The more of the surrounding softer rocks eroded, the higher the kopjes got. Today some of the oldest kopjes in the Serengeti are up to 550 million years old! Even though the granite formations are made up of extremely hard rocks they, too, suffer from the harsh weather conditions in Africa. The shifts in temperature from extreme heat during the day and quite chilly nights cause cracks on the kopjes.
Kopjes can range from the size of a car to that of a house!
These kopjes also play a very important role for the ecosystem. They are habitat for different kinds of flora and fauna which can only be found in and around the formations.
Some of the most notable animals depending on the kopjes are rock hyraxes and the elusive klipspringer antelope. Apart from mammals, kopjes are a great place for reptiles and insects.
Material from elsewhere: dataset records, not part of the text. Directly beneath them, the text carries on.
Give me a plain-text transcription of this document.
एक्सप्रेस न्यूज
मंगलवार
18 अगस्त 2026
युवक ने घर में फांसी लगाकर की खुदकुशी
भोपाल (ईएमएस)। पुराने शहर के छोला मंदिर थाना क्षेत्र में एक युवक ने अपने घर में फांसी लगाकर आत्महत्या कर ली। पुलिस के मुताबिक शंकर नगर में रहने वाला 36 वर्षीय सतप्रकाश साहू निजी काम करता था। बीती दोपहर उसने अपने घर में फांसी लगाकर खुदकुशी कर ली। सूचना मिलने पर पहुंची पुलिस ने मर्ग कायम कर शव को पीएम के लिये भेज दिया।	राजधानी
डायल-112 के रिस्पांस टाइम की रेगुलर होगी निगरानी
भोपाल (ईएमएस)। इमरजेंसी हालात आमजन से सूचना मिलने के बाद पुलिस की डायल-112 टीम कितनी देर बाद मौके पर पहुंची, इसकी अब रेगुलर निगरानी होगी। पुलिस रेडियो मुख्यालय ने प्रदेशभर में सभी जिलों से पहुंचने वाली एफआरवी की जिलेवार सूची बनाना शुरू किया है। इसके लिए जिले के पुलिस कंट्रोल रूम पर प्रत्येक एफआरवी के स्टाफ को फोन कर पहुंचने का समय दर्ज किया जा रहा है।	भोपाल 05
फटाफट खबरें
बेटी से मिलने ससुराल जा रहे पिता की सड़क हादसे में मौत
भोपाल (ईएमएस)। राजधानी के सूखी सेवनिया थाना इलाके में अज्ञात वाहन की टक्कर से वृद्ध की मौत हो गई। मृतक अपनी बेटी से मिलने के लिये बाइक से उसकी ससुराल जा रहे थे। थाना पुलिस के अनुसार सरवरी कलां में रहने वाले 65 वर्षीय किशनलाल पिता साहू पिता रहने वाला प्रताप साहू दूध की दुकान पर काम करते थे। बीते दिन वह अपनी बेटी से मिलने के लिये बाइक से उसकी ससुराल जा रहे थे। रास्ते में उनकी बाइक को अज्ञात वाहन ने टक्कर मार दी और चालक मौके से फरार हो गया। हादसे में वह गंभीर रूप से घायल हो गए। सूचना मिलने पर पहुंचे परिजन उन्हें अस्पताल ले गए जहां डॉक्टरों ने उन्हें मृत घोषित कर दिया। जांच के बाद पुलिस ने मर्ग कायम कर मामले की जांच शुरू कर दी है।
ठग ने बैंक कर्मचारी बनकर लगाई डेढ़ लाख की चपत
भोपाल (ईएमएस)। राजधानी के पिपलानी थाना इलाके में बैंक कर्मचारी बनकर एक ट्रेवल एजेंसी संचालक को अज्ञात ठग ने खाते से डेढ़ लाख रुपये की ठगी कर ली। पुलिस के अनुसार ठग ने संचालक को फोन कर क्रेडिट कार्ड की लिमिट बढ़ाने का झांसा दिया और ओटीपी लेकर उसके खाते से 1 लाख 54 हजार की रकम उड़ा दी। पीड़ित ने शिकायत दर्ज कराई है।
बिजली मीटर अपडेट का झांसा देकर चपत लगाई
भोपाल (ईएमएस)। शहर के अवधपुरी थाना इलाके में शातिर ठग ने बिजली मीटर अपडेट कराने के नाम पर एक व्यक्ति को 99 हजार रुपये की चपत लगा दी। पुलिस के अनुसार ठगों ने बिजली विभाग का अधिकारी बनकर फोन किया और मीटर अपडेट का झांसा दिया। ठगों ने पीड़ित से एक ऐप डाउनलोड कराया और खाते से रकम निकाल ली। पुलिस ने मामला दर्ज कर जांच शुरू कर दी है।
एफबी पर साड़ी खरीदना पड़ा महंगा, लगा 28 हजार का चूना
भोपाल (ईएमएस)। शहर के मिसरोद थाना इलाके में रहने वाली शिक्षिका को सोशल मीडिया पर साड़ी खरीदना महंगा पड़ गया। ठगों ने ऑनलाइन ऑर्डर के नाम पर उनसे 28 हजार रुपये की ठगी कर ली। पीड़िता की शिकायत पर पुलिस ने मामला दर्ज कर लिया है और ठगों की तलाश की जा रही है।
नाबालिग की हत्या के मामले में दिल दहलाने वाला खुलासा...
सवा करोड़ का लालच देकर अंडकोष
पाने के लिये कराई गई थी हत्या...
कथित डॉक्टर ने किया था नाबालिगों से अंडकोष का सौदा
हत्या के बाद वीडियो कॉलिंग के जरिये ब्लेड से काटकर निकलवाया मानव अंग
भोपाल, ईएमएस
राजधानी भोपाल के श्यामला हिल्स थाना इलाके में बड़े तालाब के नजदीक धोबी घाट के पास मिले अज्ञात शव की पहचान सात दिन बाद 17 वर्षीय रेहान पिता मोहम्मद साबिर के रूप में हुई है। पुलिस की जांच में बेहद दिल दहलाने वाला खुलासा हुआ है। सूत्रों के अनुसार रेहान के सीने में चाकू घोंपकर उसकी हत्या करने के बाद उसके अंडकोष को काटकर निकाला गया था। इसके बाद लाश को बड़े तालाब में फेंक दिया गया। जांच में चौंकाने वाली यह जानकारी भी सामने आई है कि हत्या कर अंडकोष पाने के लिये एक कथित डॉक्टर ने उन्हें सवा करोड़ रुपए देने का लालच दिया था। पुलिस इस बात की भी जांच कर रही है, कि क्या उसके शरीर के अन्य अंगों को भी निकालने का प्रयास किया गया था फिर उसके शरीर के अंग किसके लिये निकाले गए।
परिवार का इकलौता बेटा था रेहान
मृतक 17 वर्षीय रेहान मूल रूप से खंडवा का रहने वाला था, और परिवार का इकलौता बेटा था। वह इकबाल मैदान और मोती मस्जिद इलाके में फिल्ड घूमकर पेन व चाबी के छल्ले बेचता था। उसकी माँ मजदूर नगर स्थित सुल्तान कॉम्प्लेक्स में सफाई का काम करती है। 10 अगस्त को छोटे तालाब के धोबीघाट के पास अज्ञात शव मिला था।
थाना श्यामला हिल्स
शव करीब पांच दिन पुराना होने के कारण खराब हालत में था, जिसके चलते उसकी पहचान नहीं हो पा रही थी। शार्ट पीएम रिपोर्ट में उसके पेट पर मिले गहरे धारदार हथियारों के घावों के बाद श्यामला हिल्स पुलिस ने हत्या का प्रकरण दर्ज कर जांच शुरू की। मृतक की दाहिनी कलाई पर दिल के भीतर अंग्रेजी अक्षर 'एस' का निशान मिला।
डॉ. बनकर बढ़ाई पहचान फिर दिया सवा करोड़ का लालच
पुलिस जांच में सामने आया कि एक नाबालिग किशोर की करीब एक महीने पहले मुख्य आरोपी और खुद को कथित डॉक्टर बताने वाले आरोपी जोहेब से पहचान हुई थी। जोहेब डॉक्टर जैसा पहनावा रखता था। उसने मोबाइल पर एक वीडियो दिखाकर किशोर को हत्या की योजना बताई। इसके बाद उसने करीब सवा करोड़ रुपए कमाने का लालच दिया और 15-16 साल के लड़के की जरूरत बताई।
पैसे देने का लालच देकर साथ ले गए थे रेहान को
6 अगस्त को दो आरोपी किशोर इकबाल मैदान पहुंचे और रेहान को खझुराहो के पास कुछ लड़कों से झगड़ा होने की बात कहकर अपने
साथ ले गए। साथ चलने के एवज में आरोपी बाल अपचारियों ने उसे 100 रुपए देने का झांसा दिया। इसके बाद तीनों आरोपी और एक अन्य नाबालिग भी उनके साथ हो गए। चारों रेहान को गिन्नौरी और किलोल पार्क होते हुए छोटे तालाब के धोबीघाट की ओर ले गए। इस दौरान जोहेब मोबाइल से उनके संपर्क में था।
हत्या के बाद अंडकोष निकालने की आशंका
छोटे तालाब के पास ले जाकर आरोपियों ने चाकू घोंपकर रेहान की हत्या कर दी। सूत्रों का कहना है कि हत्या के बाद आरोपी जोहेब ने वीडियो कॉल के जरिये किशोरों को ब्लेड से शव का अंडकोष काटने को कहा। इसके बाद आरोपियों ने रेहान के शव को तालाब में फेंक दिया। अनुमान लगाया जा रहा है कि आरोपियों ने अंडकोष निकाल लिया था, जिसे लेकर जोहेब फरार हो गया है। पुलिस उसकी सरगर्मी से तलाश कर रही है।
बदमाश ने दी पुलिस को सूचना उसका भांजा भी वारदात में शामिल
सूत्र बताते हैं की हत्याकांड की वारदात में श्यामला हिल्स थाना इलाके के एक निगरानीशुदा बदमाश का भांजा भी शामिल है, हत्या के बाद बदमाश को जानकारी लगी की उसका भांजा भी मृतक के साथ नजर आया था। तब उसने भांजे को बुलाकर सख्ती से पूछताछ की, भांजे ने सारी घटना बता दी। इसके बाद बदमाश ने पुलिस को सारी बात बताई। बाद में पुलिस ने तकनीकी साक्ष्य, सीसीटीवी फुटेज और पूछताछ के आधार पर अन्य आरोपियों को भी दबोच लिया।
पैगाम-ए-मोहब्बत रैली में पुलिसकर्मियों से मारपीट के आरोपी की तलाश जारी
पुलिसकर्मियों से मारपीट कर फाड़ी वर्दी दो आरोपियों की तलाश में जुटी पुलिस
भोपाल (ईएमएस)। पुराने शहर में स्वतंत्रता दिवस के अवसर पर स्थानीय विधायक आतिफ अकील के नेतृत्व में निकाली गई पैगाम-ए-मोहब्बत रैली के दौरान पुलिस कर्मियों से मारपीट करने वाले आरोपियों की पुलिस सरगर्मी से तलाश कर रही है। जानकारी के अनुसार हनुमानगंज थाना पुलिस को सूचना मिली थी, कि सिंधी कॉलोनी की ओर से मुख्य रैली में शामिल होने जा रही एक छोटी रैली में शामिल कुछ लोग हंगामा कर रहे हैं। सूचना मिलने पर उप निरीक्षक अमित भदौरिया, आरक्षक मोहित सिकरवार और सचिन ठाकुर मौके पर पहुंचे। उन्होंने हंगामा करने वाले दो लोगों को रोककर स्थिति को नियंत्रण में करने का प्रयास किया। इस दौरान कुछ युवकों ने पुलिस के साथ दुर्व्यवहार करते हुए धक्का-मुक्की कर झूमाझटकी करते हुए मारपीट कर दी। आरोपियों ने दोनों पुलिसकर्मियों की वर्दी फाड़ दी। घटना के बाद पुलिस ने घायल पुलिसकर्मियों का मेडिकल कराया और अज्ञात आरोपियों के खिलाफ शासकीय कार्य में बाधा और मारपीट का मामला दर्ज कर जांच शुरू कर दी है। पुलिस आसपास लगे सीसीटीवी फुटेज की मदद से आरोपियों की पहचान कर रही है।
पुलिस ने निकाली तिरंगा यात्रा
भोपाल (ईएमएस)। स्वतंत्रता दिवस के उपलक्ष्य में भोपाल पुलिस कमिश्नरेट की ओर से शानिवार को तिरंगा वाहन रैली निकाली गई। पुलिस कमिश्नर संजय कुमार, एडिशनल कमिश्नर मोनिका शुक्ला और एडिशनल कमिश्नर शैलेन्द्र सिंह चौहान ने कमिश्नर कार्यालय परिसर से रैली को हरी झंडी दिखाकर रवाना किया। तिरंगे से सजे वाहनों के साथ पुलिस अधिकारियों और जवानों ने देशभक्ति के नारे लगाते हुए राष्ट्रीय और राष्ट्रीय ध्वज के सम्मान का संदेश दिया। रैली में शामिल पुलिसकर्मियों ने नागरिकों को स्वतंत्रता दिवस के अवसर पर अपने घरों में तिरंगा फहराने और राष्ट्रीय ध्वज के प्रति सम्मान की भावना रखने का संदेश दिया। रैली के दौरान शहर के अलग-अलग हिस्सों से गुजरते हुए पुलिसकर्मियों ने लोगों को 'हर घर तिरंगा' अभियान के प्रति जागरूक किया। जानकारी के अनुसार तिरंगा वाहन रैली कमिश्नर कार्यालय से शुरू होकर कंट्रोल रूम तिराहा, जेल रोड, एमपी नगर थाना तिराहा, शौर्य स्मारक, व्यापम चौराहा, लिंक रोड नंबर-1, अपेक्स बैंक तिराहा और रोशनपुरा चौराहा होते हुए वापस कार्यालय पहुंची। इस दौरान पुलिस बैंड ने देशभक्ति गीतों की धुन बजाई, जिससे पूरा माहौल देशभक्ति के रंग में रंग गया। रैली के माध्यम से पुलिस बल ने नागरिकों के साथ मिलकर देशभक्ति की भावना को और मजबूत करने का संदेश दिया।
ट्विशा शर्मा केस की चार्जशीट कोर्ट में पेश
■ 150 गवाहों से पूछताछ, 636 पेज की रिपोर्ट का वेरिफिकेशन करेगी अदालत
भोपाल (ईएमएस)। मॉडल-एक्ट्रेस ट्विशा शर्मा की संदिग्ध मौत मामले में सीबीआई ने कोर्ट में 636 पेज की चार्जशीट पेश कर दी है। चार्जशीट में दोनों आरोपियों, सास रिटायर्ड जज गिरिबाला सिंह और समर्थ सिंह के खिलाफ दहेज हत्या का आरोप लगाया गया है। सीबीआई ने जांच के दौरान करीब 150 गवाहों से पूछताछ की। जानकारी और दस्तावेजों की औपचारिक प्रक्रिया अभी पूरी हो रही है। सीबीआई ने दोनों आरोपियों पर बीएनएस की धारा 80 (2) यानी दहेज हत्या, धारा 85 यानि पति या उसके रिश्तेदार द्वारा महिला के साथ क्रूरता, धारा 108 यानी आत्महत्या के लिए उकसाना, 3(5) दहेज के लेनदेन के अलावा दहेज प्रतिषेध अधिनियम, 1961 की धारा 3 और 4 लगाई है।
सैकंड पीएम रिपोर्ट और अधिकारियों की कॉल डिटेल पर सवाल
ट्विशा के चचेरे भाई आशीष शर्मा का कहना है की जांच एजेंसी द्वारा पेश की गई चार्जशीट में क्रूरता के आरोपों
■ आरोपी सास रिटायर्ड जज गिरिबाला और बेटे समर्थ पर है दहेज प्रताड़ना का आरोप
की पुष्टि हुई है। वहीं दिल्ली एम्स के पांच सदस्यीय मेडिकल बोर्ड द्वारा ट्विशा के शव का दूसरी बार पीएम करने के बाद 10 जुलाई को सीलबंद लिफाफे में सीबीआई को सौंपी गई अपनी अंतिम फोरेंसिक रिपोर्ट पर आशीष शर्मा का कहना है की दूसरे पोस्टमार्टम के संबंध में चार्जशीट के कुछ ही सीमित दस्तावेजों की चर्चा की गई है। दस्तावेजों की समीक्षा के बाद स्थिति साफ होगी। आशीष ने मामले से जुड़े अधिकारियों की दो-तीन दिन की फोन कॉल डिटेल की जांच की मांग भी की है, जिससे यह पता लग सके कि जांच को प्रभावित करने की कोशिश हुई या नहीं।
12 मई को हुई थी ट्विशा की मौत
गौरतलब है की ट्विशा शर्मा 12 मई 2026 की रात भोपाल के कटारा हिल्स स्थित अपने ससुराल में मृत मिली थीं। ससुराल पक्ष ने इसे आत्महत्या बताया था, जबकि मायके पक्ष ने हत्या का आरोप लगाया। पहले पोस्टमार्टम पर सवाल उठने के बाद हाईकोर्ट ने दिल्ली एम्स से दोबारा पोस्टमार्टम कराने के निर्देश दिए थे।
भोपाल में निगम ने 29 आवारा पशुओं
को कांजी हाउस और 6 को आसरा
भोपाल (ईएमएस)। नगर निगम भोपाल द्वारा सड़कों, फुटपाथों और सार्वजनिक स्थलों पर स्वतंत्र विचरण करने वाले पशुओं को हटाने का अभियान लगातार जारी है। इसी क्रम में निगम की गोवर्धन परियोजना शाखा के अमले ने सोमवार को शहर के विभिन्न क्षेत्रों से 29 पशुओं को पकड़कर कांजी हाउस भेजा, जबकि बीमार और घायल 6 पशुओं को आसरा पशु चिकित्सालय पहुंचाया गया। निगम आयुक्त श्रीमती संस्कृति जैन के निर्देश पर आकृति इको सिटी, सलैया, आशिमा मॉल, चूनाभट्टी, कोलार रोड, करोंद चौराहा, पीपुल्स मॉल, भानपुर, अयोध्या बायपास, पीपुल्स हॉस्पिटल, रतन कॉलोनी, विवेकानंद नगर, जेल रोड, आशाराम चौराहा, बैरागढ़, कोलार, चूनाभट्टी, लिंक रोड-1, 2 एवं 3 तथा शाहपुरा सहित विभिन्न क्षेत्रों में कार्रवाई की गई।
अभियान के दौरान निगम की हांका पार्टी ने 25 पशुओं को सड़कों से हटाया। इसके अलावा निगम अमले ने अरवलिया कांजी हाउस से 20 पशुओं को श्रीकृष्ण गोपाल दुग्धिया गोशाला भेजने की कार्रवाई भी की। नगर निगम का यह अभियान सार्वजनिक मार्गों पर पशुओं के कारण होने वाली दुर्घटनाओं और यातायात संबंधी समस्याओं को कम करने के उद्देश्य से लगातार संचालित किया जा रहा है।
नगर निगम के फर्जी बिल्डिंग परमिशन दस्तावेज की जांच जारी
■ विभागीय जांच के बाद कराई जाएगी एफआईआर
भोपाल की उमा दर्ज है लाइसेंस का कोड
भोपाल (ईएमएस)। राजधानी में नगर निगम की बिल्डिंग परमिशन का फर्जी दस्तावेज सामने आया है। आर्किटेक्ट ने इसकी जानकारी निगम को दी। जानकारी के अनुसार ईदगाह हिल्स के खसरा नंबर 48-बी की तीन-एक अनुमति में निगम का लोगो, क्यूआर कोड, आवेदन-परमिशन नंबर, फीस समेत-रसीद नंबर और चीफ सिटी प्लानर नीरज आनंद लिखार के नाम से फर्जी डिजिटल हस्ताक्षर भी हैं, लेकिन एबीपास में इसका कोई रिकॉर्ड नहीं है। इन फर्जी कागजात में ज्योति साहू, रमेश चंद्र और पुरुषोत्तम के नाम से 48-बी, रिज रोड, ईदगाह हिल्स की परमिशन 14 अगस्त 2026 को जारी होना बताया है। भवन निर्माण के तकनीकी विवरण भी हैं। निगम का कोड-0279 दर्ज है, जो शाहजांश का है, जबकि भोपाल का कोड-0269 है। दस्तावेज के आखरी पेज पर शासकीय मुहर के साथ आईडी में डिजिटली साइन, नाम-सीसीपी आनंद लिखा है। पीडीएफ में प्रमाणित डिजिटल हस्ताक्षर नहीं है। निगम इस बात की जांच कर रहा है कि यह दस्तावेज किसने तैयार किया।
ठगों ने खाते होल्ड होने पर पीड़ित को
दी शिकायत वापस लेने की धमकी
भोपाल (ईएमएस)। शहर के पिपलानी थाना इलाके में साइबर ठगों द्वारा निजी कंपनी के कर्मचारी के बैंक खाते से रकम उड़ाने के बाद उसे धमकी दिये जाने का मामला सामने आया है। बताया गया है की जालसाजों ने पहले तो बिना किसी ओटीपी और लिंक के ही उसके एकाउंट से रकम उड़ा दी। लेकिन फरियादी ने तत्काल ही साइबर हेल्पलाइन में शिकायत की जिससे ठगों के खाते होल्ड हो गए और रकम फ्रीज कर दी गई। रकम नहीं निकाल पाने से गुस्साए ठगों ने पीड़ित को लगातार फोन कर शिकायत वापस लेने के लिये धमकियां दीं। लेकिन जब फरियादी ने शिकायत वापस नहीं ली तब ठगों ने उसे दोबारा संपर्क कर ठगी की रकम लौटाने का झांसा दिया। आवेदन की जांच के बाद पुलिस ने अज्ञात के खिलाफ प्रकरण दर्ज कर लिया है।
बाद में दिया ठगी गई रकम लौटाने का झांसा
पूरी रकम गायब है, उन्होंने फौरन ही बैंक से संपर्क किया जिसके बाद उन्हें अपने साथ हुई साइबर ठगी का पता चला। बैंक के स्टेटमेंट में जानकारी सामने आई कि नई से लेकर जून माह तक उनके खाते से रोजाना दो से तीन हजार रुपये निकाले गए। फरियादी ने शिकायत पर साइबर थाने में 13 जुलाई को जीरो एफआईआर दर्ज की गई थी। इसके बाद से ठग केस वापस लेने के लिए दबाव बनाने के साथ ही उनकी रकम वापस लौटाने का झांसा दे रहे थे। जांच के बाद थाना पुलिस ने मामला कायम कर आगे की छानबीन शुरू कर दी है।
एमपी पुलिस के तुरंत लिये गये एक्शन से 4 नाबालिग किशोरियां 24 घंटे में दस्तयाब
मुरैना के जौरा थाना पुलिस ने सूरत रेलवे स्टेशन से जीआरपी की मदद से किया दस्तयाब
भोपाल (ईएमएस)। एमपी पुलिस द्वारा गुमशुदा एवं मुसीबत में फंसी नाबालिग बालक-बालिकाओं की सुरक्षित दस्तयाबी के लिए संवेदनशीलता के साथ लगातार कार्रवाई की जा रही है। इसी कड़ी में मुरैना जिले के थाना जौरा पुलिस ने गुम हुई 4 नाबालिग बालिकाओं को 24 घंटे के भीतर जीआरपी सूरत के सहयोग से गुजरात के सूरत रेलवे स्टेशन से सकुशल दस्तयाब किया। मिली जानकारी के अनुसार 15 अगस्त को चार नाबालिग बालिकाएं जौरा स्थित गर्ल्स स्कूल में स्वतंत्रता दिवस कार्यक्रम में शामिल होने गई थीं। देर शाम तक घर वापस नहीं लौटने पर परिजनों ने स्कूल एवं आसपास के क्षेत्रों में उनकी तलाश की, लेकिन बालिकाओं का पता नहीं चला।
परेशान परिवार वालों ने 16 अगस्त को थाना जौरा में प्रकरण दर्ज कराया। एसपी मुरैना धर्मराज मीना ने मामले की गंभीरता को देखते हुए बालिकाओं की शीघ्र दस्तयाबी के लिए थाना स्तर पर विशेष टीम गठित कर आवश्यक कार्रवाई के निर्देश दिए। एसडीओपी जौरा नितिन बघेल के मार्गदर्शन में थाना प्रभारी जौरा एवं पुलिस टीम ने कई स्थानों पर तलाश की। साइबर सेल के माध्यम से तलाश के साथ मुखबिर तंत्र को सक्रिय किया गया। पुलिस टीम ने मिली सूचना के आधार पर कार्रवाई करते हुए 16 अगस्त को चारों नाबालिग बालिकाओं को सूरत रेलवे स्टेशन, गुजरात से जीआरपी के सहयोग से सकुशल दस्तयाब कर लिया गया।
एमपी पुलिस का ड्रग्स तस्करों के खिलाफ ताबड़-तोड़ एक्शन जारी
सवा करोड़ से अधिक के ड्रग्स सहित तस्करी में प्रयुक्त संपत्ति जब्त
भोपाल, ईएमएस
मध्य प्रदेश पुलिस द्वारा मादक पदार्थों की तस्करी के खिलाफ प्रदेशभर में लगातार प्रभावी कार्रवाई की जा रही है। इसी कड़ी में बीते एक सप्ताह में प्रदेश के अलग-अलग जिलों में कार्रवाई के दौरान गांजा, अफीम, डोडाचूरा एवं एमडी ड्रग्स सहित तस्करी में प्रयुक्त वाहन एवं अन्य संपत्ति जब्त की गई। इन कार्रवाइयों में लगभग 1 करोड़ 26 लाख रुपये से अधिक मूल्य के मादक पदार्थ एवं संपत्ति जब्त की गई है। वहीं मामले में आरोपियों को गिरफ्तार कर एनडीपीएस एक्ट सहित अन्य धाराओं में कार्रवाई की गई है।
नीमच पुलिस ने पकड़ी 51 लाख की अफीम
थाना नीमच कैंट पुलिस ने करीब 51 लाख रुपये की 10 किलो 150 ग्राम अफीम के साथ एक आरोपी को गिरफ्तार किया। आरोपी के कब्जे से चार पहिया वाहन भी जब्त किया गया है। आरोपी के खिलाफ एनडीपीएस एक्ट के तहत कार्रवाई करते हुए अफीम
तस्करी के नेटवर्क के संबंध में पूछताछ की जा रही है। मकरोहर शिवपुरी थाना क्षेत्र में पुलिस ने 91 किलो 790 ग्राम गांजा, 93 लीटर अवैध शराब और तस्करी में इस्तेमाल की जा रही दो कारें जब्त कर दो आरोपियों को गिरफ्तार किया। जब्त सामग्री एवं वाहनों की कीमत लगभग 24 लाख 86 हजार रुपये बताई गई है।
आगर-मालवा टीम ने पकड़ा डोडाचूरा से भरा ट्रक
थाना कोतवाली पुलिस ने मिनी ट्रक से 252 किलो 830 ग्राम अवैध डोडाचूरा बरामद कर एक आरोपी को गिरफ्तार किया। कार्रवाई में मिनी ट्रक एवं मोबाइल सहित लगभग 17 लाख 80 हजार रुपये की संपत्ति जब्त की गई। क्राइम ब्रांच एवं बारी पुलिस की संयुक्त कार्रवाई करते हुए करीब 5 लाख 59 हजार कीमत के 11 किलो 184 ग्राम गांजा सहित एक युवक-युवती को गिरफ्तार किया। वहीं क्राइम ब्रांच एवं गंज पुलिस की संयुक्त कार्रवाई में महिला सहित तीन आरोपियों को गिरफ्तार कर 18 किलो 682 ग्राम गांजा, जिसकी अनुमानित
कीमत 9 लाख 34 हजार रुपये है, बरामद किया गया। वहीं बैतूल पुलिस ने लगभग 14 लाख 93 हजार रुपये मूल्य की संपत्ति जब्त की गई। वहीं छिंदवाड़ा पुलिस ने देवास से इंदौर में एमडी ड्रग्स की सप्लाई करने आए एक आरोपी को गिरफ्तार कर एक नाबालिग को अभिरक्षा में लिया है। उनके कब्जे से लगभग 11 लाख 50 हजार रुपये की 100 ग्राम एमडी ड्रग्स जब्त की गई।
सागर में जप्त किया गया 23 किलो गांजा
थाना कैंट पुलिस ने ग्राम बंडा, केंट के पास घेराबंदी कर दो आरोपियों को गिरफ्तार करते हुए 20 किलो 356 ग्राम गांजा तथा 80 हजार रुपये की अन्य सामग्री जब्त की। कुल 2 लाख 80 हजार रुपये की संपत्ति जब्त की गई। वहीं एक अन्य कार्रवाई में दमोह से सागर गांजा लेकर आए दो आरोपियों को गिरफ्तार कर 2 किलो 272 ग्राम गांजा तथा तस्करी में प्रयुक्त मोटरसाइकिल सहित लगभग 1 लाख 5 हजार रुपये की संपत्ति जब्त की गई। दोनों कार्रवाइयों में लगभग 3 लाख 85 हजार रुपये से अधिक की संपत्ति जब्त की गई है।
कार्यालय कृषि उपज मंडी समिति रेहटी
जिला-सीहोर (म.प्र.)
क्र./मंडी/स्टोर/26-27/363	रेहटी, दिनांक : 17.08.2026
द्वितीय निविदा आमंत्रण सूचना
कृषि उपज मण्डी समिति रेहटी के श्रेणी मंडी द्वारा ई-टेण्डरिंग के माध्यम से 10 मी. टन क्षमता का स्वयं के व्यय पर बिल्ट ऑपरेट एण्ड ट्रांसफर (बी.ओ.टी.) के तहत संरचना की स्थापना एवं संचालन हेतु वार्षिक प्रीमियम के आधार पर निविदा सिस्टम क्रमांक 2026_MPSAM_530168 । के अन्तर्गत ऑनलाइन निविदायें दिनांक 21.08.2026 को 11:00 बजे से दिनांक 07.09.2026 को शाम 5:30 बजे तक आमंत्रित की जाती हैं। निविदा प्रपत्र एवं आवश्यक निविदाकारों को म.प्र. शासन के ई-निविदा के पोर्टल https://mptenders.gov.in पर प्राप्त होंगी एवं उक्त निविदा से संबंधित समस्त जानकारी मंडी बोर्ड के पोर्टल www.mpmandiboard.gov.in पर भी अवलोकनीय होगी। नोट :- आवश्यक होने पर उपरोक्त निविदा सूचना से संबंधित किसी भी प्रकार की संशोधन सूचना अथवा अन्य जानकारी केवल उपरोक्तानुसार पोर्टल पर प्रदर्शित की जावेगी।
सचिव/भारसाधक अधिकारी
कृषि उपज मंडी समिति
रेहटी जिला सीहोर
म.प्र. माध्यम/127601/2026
Snakes and agamas thrive here thanks to the ample hiding spaces as well as an abundance of food.
Trees like the rock fig grow out of the cracks of the rocks and provide further shade and a hiding space for several animals including leopards.
Lions regularly use the kopjes as vantage points, a place to bask in the sun as well as a place to hide their cubs. I have also seeing cheetahs using kopjes to assist them in scouting the area for a potential meal.
In the Serengeti, all of the kopjes have names and these kopjes have not only hosted wild animals, but also ancient tribes. Hunter gatherer tribes, bushmen and the Maasai have all traversed through these kopjes. They were used as a place to find shelter, to perform rituals and tell stories.
Recently, I was on a camping safari in the Serengeti where we camped at Lobo campsite. The campsite is tucked below a huge kopje that towers behind your tent. It was a thrilling experience to be so close to the rock formations and as night fell, things got even more exciting. The spine-chilling calls of the rock hyraxes echoed through the kopjes which left us all quite a bit unsettled. Now and then, the distant roaring of lions and laughter of hyenas made me feel like a hunter gatherer in the stone age.